I've been playing around with some things regarding $fpath and autoloadable functions.
Ultimately, I've got a nice wrapper which will print out the source of a function (and autoload it if necessary) and then pass it to `bat` for syntax highlighting.
Unfortunately, "$functions_source[foo]" and "typeset -f foo" both seem to remove all comments, and rewrite the source such that there's no empty newlines -- even if done explicitly with line-continuation slashes, or if spaced out manually and meticulously in an array.
With a little bit of grep-foo, it's possible to use "$functions[foo]" and search for the file for the function declaration. With this little trick, it makes it easy to open the editor to the correct line in the file where the function is declared.
This makes it easy to display the path/to/file:linenum on which a given function is declared, and open it easily in the editor of your choice with a ⌘-Click or ⌃-Click depending on your chosen editor.
However, there's no easy way to determine the LAST line in the original file which corresponds to the function -- due to aforementioned newline- and comment-stripping.
Is there a convenient way, from within zsh, to get either:
- The original, unmodified source of a function (autoloaded or otherwise)
- The line offsets in the file where the function is defined (if any)?

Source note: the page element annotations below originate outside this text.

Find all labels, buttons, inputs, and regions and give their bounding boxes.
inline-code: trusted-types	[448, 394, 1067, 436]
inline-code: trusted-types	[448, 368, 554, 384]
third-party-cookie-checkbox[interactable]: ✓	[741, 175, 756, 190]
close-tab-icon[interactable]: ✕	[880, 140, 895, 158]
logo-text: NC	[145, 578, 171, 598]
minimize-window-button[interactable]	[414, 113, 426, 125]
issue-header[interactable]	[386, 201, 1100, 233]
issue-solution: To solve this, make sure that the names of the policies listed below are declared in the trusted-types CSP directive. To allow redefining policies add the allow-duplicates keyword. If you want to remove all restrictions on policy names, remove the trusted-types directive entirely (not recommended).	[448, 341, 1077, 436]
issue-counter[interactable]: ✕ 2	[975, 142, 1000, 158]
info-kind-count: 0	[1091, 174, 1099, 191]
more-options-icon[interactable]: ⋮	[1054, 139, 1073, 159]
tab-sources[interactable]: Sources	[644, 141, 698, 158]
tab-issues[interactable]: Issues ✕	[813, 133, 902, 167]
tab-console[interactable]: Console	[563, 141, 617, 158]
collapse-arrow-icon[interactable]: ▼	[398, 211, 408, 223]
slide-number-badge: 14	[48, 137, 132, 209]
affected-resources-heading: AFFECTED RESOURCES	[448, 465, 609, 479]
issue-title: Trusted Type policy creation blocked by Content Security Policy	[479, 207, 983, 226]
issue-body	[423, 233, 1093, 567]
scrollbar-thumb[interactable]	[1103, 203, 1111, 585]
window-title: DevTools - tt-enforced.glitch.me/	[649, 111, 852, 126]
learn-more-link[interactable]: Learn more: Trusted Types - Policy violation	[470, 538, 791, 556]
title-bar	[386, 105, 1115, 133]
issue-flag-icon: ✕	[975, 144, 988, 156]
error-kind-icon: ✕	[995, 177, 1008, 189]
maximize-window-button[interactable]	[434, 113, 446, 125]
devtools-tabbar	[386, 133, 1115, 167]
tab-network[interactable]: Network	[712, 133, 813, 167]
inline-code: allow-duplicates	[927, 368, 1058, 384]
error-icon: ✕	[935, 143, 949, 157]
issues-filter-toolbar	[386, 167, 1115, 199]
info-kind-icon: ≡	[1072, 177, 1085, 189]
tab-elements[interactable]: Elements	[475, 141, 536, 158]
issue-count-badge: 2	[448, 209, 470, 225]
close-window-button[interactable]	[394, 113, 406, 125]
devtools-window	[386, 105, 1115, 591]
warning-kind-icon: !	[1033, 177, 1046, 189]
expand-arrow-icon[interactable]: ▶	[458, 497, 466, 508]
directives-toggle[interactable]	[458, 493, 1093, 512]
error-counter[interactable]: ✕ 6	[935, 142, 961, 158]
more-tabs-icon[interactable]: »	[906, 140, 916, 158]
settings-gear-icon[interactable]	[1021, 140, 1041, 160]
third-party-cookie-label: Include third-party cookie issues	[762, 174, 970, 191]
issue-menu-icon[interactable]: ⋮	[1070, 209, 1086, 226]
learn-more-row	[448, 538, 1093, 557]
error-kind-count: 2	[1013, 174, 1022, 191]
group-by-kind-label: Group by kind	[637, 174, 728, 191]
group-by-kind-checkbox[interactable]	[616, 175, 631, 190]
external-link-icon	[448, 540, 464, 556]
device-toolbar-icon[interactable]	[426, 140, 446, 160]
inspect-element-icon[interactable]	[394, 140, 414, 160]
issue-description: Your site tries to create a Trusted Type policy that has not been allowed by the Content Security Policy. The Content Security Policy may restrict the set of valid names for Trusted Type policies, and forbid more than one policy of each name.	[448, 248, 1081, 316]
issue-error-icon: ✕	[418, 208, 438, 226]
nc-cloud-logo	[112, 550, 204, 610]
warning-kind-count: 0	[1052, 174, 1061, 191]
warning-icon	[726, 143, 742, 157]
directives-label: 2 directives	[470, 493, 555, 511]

Getting the starting offset is easy-ish (thanks grep!) but finding the function end is less easy. I expect there are Zsh internals that could track this if desired, but it simply isn't tracked.
Are there any easy fixes to this? My best path forward for detecting the [start, end] of a function, with its original comments, will rely on finding a closing '}' with the same indentation as the 'function foo()' definition.